The MissingJune 13, 2005
It has come to the attention of several of my readers that I am skipping a few of the "high profile" summer releases. These are not accidental misses, but calculated ones. It's true that if I was a paid reviewer, I would have to force myself to endure these films, but I'm not generating any direct revenue from my writing. Every dollar I earn is collateral, and won't be impacted by whether I see a disposable Hollywood sports comedy that everyone will have forgotten about by the end of the year (if not the end of the month).
I am referring to The Longest Yard, a remake of a mediocre Burt Reynolds football film from the '70s. I didn't care for the original - it was okay for what it was, but hardly worth a second look. So when the "opportunity" came to miss Adam Sandler's re-imagination of the story (I was in Manila), I decided to skip it. On my return, I saw Layer Cake instead. To be fair, I checked whether it was opening in the Philippines during the same weekend it made its U.S. bow. It wasn't, but if it had been, I probably would have seen it there.
The Honeymooners is arguably the best-loved TV sitcom of all time, alongside I Love Lucy. Its stature should make it immune to remakes. (Although "stature" isn't held in great regard if Hollywood senses the potential for $$ - both Casablanca and It's a Wonderful Life have been remade. It wouldn't surprise me if someone is trying to figure out a way to dumb-down a new version of Citizen Kane.) Yet one of this weekend's "bright ideas" was not only to remake The Honeymooners for the big screen, but to employ an ethnically diverse cast, with Cedric the Entertainer as Ralph Kramden. Turn over in your grave, Jackie Gleason. This is an iconic role. I like Cedric the Entertainer, but the cynic in me thinks the only reason he was chosen is because Hollywood saw the opportunity to lure in what is euphemistically called the "urban audience." At any rate, I find the concept of remaking The Honeymooners so distasteful that I have avoided the film. It may (or may not) be a fine piece of lightweight cinema, but I'm not losing any sleep over missing it.

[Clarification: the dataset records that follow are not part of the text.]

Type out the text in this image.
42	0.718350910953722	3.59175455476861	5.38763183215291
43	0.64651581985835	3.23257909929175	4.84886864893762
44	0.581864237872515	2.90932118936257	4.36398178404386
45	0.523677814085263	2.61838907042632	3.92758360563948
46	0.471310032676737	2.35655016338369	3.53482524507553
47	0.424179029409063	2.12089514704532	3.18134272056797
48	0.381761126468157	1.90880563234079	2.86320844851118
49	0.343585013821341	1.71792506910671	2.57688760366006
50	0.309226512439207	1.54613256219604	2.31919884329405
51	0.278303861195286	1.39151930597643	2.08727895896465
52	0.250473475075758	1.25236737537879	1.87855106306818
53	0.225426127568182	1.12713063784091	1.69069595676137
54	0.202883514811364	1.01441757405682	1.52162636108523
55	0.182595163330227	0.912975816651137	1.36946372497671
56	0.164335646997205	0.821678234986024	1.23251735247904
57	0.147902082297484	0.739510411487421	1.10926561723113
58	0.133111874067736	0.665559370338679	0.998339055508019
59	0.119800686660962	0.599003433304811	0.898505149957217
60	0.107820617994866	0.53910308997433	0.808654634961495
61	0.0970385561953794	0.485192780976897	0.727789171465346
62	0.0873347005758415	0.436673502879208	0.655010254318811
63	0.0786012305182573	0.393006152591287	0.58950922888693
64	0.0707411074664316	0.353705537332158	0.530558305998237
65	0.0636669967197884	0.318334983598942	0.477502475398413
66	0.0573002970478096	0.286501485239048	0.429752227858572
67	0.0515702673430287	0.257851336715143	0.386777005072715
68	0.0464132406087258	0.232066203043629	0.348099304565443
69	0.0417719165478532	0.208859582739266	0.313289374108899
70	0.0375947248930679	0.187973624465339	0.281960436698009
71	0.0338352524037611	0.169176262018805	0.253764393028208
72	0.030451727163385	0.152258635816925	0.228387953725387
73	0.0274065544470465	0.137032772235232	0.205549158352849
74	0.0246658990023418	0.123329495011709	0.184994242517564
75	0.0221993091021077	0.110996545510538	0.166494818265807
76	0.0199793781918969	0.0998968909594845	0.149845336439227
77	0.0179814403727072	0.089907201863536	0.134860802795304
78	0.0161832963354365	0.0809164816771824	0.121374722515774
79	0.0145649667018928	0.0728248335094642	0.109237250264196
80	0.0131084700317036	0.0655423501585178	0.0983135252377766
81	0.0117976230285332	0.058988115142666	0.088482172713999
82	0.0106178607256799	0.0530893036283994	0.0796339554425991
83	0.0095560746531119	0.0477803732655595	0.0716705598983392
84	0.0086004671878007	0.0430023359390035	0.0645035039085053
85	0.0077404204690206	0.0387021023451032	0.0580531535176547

Had Robert Rodriguez stuck to old fashioned 2D cinema for his The Adventures of Shark Boy and Lava Girl, I likely would have seen it, even though the story's co-writer and target audience are three decades younger than I am. But his decision to film about 2/3 of the movie in ugly 3D cemented by decision to avoid the film. Rodriguez's third Spy Kids movie employed the same gimmick, and it ruined parts of the picture. Not only are the cheap cardboard glasses uncomfortable to don for more than a few minutes at a time, but they wash out all of the color. The film might as well be in brown-and-white. I like Rodriguez, but I hope the movie tanks at the box office. That way, maybe no one else will go in this direction. Good 3D, such as what plays in some I-MAX theaters, is an expensive process, and should be used sparingly. Meanwhile, Rodriguez must be channeling the ghost of schlockmeister William Castle.
Finally, there's The Perfect Man. It stars Hilary Duff. That's reason enough to skip it. A few years ago, I vowed never to see a movie starring the talent-deprived, teen-beloved "actress." Thus far, there has been no reason to break this vow, because she hasn't appeared in a movie that has grabbed my attention. I'm waiting for Quentin Tarantino to cast her. Now that would cause a dilemma.
Will I see Herbie: Fully Loaded? I'm agonizing over that choice. I don't put Lindsay Lohan in the same garbage container as Duff. She has shown ability in the past, and I'm curious to see whether it's possible to detect her computer-deflated breasts. (Probably not: these CGI artists are good. If they can spraypaint a seemingly-real bikini on a nude model, shrinking breasts should be no problem.) Odd that the movie's selling point might be its star's breast size.
One final, unrelated note: don't expect early reviews for two of the summer's remaining blockbusters, War of the Worlds or The Fantastic Four. I'm currently having "issues" with both Fox and Paramount and have to tread carefully (not in terms of content, but in terms of review availability) with both of these companies. Expect the reviews on the days the films open. The Batman Begins review will be available tomorrow (Tuesday), so at least those who want to read it before the midnight showing will be able to do so. For those who want an early "peek" at my opinion, all I'll say at the moment is to go see it. It's one of the best - if not the best - superhero movies made thus far.